In the present study, we have investigated the interaction of ANK repeat domains 3 and 4 and chimeras between AE1 and AE2, which does not interact with ANK1 ankyrin in any assay. The rationale for the construction of AE1-AE2 chimeras is premised on the assumption that despite the relatively low overall sequence identity between the cytoplasmic domains of the two anion exchangers, the presence of interspersed regions of high sequence homology reflects an overall similarity in the secondary and tertiary structures of these two proteins. This assumption is supported by computer-assisted secondary structure analysis (29). The junctions between AE1 and AE2 in the chimeras were placed within regions of high homology, where the alignment between the two proteins was unambiguous. Thus, chimera C1 was constructed with the amino-terminal 291 residues of AE2 replaced with the 79 residues from the amino terminus of AE1 in order to preserve the relative position of those residues. The absence of high affinity binding of R13-H to chimera C1 strongly suggests that the 79 residues, although essential, are not sufficient for ankyrin binding.

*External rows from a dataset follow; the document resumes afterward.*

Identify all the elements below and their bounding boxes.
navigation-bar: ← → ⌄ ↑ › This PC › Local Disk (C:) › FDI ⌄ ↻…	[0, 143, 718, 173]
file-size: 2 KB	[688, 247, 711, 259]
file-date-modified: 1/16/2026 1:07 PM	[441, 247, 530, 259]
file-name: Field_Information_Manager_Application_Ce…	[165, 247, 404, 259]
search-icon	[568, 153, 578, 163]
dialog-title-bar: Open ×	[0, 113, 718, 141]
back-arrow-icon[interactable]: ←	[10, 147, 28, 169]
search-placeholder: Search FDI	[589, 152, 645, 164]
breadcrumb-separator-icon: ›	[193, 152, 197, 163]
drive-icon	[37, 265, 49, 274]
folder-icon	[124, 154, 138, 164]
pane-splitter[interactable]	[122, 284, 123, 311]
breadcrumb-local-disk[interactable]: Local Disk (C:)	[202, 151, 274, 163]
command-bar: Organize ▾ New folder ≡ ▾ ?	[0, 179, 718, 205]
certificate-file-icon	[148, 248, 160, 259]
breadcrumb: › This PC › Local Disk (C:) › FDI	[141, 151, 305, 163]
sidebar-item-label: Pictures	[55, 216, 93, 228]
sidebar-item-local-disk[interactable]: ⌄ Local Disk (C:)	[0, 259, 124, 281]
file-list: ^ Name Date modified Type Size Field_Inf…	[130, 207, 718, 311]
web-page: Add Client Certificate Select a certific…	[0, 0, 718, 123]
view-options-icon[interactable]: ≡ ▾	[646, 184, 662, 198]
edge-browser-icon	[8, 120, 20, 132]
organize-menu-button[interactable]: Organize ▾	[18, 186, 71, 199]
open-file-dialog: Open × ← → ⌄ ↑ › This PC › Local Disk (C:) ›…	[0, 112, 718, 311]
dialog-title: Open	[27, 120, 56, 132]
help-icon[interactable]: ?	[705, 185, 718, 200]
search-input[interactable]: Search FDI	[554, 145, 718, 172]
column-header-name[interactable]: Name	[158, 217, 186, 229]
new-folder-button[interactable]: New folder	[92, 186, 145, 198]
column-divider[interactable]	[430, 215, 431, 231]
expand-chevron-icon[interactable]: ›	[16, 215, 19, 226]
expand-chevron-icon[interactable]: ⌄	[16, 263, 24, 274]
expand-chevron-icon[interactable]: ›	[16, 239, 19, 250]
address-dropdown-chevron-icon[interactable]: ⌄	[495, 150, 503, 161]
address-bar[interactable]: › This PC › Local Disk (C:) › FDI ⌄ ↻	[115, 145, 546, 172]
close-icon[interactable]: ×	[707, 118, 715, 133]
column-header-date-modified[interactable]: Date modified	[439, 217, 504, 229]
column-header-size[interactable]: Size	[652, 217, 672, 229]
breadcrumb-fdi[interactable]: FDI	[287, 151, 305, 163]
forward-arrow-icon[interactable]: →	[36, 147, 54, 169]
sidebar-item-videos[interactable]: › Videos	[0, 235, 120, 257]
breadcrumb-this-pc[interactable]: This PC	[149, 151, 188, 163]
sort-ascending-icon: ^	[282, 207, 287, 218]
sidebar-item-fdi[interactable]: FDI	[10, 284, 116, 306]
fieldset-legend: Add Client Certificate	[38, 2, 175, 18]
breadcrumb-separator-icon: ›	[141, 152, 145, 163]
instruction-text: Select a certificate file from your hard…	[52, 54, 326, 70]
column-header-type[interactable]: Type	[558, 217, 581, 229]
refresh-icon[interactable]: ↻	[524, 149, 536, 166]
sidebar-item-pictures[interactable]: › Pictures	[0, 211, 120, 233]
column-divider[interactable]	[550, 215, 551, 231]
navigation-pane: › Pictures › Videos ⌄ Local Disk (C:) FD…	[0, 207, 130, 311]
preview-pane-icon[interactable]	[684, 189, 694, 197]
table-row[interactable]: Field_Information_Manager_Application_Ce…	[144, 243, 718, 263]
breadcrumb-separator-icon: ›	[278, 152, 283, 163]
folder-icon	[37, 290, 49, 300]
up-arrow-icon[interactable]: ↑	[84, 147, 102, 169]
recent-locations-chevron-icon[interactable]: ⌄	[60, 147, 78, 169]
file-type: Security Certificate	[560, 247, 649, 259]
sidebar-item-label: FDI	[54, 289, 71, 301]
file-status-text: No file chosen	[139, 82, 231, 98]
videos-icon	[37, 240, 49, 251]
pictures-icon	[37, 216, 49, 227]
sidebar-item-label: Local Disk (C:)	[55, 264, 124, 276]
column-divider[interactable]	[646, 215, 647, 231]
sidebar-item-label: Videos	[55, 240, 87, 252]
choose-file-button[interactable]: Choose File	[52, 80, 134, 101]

Our data indicate a sharp drop in ankyrin binding affinity as the chimeras become more AE2-like, with the ``threshold'' between AE1 residues 176 and 304. This finding is consistent with the existence of a critical determinant for ankyrin binding lying within this region that has been proposed to include a putative flexible hinge (16, 18). Previous studies have implicated this segment of AE1 in ankyrin binding (19, 20). Therefore, this domain could be important for ankyrin binding either through direct interaction with ankyrin or by providing conformational flexibility that permits the correct alignment of AE1 relative to ankyrin. The lack of detectable ankyrin binding to chimera C8, in which residues 156-190 were substituted with similarly flexible proline-rich segment of AE2, suggests that ankyrin may interacts directly with this region. Additional chimeras and substitutions in this region will be helpful in further defining the nature of this site.